Of the 1,295 employees that left the lab, 557 departed under the voluntary separation program last spring.
McMillan said other the other numbers could be attributed to contactor cuts, normal attrition and slightly fewer students.
McMillan said procurements are down by close to $200 million from FY 11. In September of last year, the lab racked up $894 million in procurements compared to $696 million in FY12.
So what will happen if the full impact of sequestration takes effect?
According to the Nuclear Weapons and Materials Monitor, the cuts, which may be implemented in March barring action by Congress, are set to reduce the National Nuclear Security Administration’s budget by 7.3 percent. That adds up to about $721 million for NNSA’s weapons and nonproliferation programs, based on enacted funding levels.

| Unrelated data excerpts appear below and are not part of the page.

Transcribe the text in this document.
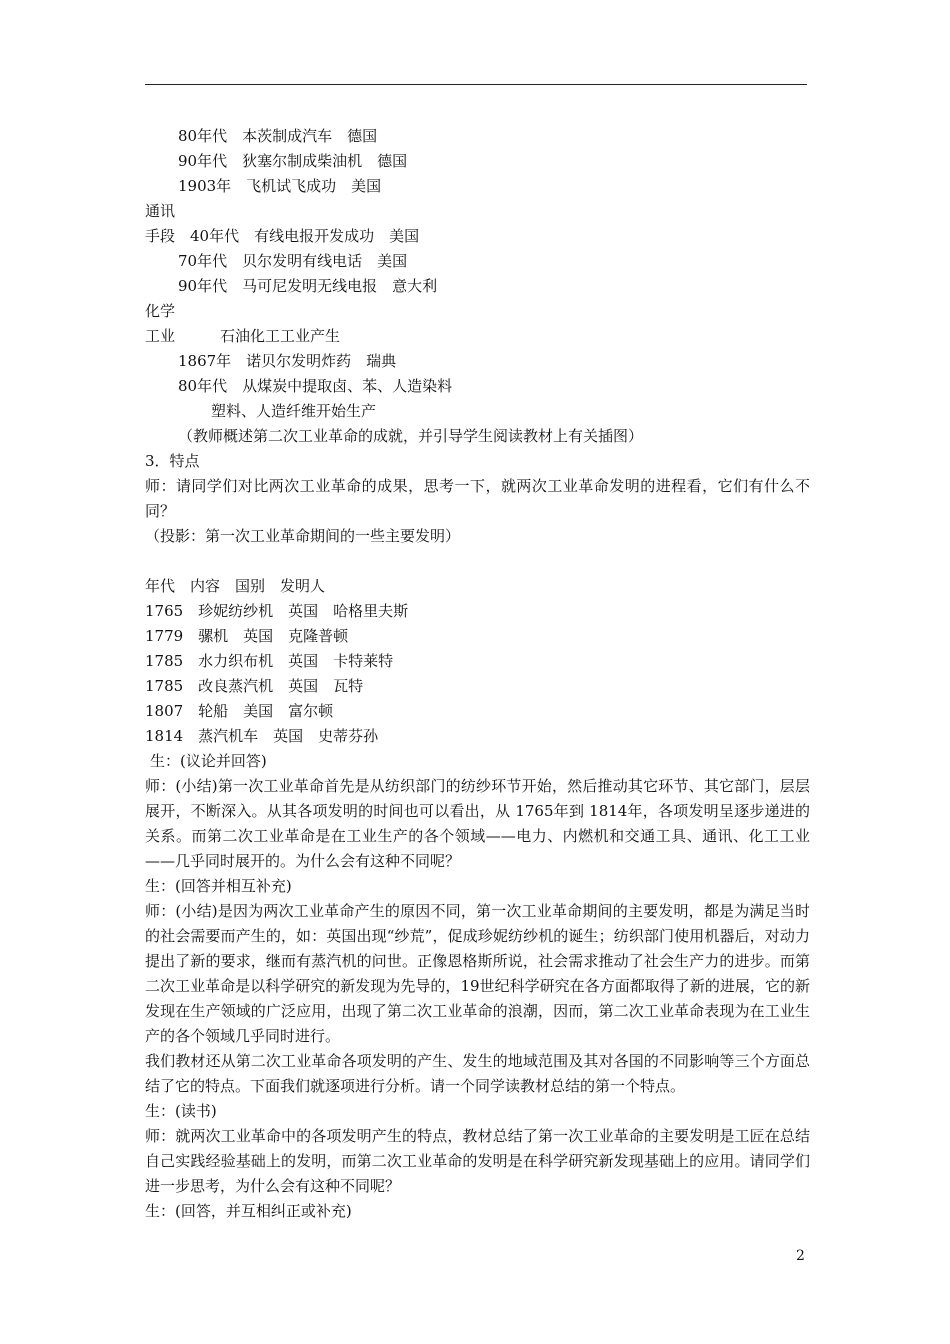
80年代　本茨制成汽车　德国
90年代　狄塞尔制成柴油机　德国
1903年　飞机试飞成功　美国
通讯
手段　40年代　有线电报开发成功　美国
70年代　贝尔发明有线电话　美国
90年代　马可尼发明无线电报　意大利
化学
工业　　　石油化工工业产生
1867年　诺贝尔发明炸药　瑞典
80年代　从煤炭中提取卤、苯、人造染料
塑料、人造纤维开始生产
（教师概述第二次工业革命的成就，并引导学生阅读教材上有关插图）
3．特点
师：请同学们对比两次工业革命的成果，思考一下，就两次工业革命发明的进程看，它们有什么不同？
（投影：第一次工业革命期间的一些主要发明）
年代　内容　国别　发明人
1765　珍妮纺纱机　英国　哈格里夫斯
1779　骡机　英国　克隆普顿
1785　水力织布机　英国　卡特莱特
1785　改良蒸汽机　英国　瓦特
1807　轮船　美国　富尔顿
1814　蒸汽机车　英国　史蒂芬孙
生：(议论并回答)
师：(小结)第一次工业革命首先是从纺织部门的纺纱环节开始，然后推动其它环节、其它部门，层层展开，不断深入。从其各项发明的时间也可以看出，从 1765年到 1814年，各项发明呈逐步递进的关系。而第二次工业革命是在工业生产的各个领域——电力、内燃机和交通工具、通讯、化工工业——几乎同时展开的。为什么会有这种不同呢？
生：(回答并相互补充)
师：(小结)是因为两次工业革命产生的原因不同，第一次工业革命期间的主要发明，都是为满足当时的社会需要而产生的，如：英国出现“纱荒”，促成珍妮纺纱机的诞生；纺织部门使用机器后，对动力提出了新的要求，继而有蒸汽机的问世。正像恩格斯所说，社会需求推动了社会生产力的进步。而第二次工业革命是以科学研究的新发现为先导的，19世纪科学研究在各方面都取得了新的进展，它的新发现在生产领域的广泛应用，出现了第二次工业革命的浪潮，因而，第二次工业革命表现为在工业生产的各个领域几乎同时进行。
我们教材还从第二次工业革命各项发明的产生、发生的地域范围及其对各国的不同影响等三个方面总结了它的特点。下面我们就逐项进行分析。请一个同学读教材总结的第一个特点。
生：(读书)
师：就两次工业革命中的各项发明产生的特点，教材总结了第一次工业革命的主要发明是工匠在总结自己实践经验基础上的发明，而第二次工业革命的发明是在科学研究新发现基础上的应用。请同学们进一步思考，为什么会有这种不同呢？
生：(回答，并互相纠正或补充)
2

Meanwhile in Washington, President Barack Obama met with congressional leaders at the White House Friday, hours before a series of mandatory budget cuts start to kick in, for intense talks where Democrats and Republicans were most likely to stake out fiscal positions with the threat of a government shutdown looming.
With no expectations of a breakthrough, Obama was to once again argue for a big fiscal deal that would raise taxes and trim billions from expensive and ever-growing entitlement programs. But with automatic federal spending cuts ready to start taking their toll, the path toward that grand bargain Obama campaigned on last year has significantly narrowed.
“I’m happy to discuss other ideas to keep our commitment to reducing Washington spending at today’s meeting,” Senate Minority Leader Mitch McConnell, R-Ky., said in a statement ahead of the session. “But there will be no last-minute, back-room deal and absolutely no agreement to increase taxes.”
For Obama, Friday’s session would be his first opportunity to spell out his 10-year, $1.5 trillion deficit reduction plan in a face-to-face meeting with congressional allies and adversaries.
His chances are squeezed by anti-tax conservatives, by liberals unwilling to cut into Medicare and Social Security, and by a Republican leadership that has dug in against any new revenue after ceding to Obama’s demands two months ago for a higher tax rate for top income earners.
Associated Press contributed to this story.